Case statements evaluate to strings

mbac32768 picture mbac32768 · Feb 17, 2010 · Viewed 46.5k times · Source

I've caught the functional programming bug, so naturally nothing is good enough for me anymore. ;)

So, in bash one could write:

case $status in
  "foo") status="bar" ;;
  "baz") status="buh" ;;
   *) status=$status ;;
esac

but I'm afraid of typos, so I'd prefer to write:

status=case $status in
  "foo") "bar" ;;
  "baz") "buh" ;;
  *) $status ;;
esac

The second form is invalid since the case evaluates to the exit code of the last executed command, which is not at all what I'm looking for.

Are there easy hacks to achieving what I am looking for?

Answer

Laurence Gonsalves picture Laurence Gonsalves · Feb 17, 2010

If you're sure status will only be one line, you could do something like this with sed:

status=$(echo "$status" | sed -e 's:^foo$:bar:' -e 's:^baz$:buh:')
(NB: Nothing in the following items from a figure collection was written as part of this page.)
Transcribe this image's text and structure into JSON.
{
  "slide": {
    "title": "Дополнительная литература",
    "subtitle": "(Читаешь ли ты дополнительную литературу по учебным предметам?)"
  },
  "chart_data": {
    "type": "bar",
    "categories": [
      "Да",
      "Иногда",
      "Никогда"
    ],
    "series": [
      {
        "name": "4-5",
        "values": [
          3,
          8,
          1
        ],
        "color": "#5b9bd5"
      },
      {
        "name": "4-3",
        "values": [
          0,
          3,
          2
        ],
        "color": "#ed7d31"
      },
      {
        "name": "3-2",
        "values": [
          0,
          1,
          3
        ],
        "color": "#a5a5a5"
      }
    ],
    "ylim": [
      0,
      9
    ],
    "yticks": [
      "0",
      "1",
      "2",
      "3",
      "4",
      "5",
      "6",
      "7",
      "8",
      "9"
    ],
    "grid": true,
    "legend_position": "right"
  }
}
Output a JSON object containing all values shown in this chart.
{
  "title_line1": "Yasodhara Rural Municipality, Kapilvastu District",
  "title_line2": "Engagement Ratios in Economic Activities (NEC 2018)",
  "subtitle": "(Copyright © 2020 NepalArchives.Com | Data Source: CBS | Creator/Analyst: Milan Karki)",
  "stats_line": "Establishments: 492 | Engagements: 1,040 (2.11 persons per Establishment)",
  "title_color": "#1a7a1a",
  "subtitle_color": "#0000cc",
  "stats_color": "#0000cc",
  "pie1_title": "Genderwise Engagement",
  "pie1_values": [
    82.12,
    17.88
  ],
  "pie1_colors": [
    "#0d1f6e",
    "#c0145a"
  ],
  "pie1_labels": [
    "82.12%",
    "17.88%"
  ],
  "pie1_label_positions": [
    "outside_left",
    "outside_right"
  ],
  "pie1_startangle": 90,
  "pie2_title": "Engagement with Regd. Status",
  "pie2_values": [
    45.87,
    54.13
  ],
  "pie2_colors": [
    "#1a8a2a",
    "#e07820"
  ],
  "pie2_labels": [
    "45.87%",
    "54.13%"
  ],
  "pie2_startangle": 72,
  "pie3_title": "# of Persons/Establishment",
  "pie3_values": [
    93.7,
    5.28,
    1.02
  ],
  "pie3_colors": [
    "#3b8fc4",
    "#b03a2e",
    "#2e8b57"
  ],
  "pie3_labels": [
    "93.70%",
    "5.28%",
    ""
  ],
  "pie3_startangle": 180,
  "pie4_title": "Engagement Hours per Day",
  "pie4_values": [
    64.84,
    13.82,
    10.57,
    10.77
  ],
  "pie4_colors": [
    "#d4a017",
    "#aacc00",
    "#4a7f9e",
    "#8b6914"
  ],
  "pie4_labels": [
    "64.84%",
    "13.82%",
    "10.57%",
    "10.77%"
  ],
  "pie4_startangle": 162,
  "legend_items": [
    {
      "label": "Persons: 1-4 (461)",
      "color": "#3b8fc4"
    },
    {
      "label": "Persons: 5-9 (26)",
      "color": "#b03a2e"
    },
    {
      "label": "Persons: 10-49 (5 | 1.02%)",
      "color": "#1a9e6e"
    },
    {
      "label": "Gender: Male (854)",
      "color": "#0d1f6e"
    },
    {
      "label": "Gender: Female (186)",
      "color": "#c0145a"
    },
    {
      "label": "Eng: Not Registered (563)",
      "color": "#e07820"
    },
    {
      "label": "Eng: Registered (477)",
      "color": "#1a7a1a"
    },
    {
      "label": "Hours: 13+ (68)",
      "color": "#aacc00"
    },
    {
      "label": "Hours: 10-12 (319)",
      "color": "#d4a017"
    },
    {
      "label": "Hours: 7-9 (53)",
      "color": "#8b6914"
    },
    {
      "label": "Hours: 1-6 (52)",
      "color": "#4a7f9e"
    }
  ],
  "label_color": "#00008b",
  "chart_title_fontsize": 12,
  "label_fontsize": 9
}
You may also be able to get something to work with bash's built-in substitution. This almost works (I don't know of any way to get exact matching only):

status=${status/foo/bar}
status=${status/baz/buh}

If your goal is just to be more "functional" (and not to make your code more typo-proof), you could do this:

status=$(
  case "$status" in
    ("foo") echo "bar" ;;
    ("baz") echo "buh" ;;
    (*) echo "$status" ;;
  esac)

Though honestly, bash is probably one of the worst languages to try and be functional in. It was really designed with a more imperative mindset, as illustrated by the fact that you can't easily compose expressions. See in the second code snippet how I had to break it into two separate statements? If bash were designed to be functional you'd be able to write something like this instead:

status=${{status/baz/buh}/foo/bar}

But that does not work.

I'd suggest only using bash for simpler scripts, and for more complicated stuff use something like Python or Ruby. They'll let you write more functional code without having to constantly wrestle with the language.